Description

The idea to bring knowledge resources to people where they live seems to have originated in 1905 in Maryland with a mobile library operated out of the back of a wagon. More than a century later—even in our contemporary era of virtuality—the idea still has power and utility. Updating the “bookmobile” for the 21 st century, American University (AU) has developed a concept for a “Humanities Truck.” Not a van with books, the Truck is a humanities laboratory on wheels, equipped with state-of-the-art technology and designed to support collaboration between scholars and communities.
 
            During discussions about the future of the humanities at the University and the challenges those fields faced, faculty in the College of Arts and Sciences brainstormed two ideas: an internally-focused Humanities Lab—now operating—that would help faculty make connections across disciplines and departments and an externally-oriented Humanities Truck that would connect AU to its host community of Washington, DC.
 
Project leaders believe the Truck would serve several purposes simultaneously. First, it would provide a group of scholars at the University with a critical tool to advance their research. AU is home to vital Public History and Communications programs. Faculty in those programs have already developed projects for the Truck, including an urban art project utilizing archival streetscape images and an oral history of the nation’s largest homeless shelter, which is next to the Capitol. The project team plans to reach out beyond Public History and Communications to others in Arts and Sciences as well as to the schools of education, business and public affairs. (The Humanities Truck team is working closely with AU’s Institutional Review Board to ensure that all projects that will utilize the Truck have the necessary approvals.)
 
Second, the Truck would support the University’s graduate programs—especially the Public History program. The presence of the Truck will attract students to the program and give them access to a unique tool for learning. As important, it will enable the University to provide humanities graduate students with a different perspective on research and the role of research subjects. The humanities have traditionally emphasized text-based scholarship; the Truck will create opportunities for field-based research and for collaboration with the subjects of research—an approach that will yield very different projects and results.
 
Finally, the Truck would extend the University’s reach throughout the city of Washington. Already, AU is well-connected to Washington’s policy and political communities; the Humanities Truck would permit it to establish relationships with the city’s less nationally-visible communities. And not simply connect with these communities, the Truck would also provide them access to the tools of humanistic investigation and expression, empowering them as well as serving the needs of academic researchers.
 
The first five projects that the Truck would host—illustrative of the theme, “Dwelling and Mobility”—have already been identified. During the first year, when the first projects are underway, the project team will reach out to faculty across the College of Arts and Sciences and beyond to educate them about the Truck and to invite proposals for additional community-based research projects. The Truck can also be used for graduate research projects and in undergraduate and graduate courses.
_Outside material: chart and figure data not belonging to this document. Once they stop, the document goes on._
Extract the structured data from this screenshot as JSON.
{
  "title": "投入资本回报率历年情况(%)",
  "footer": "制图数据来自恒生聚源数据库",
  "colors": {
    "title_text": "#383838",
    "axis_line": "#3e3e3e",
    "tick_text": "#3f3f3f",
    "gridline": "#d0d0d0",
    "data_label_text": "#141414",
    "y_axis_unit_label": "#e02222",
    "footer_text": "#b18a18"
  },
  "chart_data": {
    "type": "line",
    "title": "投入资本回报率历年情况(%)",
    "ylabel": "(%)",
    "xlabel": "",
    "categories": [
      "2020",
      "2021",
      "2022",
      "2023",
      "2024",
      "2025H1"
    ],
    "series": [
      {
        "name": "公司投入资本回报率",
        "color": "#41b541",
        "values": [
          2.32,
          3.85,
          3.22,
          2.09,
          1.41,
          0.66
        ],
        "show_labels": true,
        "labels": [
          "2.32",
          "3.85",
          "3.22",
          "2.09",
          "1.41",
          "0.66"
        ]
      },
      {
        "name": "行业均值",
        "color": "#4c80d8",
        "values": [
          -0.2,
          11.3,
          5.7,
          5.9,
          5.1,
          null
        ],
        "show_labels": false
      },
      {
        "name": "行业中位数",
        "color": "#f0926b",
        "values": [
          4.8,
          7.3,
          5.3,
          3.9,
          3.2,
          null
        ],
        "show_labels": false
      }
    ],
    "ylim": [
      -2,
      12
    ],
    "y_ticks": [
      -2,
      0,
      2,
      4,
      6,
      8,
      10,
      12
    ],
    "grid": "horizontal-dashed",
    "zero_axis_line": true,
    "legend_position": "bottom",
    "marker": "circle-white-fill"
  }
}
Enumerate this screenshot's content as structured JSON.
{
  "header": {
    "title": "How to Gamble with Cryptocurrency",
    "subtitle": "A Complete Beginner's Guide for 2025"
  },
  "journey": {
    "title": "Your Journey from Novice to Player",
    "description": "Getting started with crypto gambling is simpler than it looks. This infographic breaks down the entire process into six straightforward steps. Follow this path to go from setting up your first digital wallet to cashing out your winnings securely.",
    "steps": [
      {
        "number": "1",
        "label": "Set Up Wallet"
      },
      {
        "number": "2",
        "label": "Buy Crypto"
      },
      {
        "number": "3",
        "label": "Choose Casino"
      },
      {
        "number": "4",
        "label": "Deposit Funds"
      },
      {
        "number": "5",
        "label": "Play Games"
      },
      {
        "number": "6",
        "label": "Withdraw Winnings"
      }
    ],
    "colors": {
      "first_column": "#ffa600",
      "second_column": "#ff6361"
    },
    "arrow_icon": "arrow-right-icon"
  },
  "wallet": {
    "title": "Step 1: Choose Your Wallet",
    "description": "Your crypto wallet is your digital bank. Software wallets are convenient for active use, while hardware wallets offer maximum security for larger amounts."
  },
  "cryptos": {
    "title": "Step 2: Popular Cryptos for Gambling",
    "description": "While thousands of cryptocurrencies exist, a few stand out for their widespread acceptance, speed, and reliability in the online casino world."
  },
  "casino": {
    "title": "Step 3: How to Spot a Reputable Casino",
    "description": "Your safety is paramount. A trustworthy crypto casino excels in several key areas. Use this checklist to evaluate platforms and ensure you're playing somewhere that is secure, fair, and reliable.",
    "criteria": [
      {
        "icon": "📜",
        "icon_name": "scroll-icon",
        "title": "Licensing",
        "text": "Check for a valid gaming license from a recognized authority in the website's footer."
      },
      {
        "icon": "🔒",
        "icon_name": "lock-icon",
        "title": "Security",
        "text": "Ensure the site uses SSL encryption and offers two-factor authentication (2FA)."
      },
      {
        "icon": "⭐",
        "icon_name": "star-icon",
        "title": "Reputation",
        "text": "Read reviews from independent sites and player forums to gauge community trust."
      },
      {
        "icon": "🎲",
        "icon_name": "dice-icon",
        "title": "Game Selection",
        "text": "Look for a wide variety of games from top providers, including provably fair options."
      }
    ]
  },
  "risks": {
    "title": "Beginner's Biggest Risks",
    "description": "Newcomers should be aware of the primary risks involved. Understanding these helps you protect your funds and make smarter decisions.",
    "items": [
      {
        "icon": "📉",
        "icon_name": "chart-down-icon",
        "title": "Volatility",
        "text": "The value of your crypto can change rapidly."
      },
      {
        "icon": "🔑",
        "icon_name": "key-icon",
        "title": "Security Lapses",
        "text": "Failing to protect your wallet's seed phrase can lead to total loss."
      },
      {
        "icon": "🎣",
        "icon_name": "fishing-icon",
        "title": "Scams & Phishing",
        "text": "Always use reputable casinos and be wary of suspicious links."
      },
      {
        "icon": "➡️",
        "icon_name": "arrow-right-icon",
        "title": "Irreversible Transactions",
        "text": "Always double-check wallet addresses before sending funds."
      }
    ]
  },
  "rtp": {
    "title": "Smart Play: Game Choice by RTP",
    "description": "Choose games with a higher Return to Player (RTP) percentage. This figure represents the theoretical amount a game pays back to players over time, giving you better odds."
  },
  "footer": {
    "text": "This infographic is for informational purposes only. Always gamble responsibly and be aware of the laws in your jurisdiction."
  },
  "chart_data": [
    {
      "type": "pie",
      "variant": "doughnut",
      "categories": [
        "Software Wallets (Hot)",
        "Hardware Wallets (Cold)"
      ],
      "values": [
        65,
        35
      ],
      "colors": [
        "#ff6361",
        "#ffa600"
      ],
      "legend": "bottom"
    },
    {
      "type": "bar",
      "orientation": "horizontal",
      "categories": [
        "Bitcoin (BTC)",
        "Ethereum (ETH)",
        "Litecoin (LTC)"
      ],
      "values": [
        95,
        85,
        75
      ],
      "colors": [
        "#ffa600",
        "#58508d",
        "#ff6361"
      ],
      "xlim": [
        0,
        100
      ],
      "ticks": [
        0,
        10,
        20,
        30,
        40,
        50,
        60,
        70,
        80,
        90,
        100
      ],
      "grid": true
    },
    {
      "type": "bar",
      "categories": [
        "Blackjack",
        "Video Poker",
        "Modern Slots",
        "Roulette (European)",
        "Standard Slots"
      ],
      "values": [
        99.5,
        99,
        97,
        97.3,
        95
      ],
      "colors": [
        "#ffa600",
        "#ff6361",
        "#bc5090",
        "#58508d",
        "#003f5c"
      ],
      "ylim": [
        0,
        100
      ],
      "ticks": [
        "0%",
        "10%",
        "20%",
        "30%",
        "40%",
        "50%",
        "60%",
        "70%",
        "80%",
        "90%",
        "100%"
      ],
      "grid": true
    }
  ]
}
Grant-funded faculty research projects and undergraduate courses would contribute funds for the operation of the Truck, enabling it to remain viable beyond the period of the grant. 
 
The Truck will house audio and video recording, viewing, and projection equipment, a powerful computer and scanner, a wireless hotspot, light furniture, including a tent and an outdoor screen, and more.
 
The Luce Foundation’s grant would enable American University’s College of Arts and Sciences to fit out the Truck, cover a number of project-related expenses, and hire a part-time program associate and assistant (both graduate students) who will manage the truck and equipment, the projects, and outreach to the University community. The work of the program associate and assistant will be overseen by a program director who is a tenured faculty member in the history department. AU will cover insurance, maintenance, fuel, etc.
 
Recommendation:              That the Directors of the Henry Luce Foundation approve a three-year grant of $225,000 to American University to support the Humanities Truck, a public humanities initiative in the District of Columbia.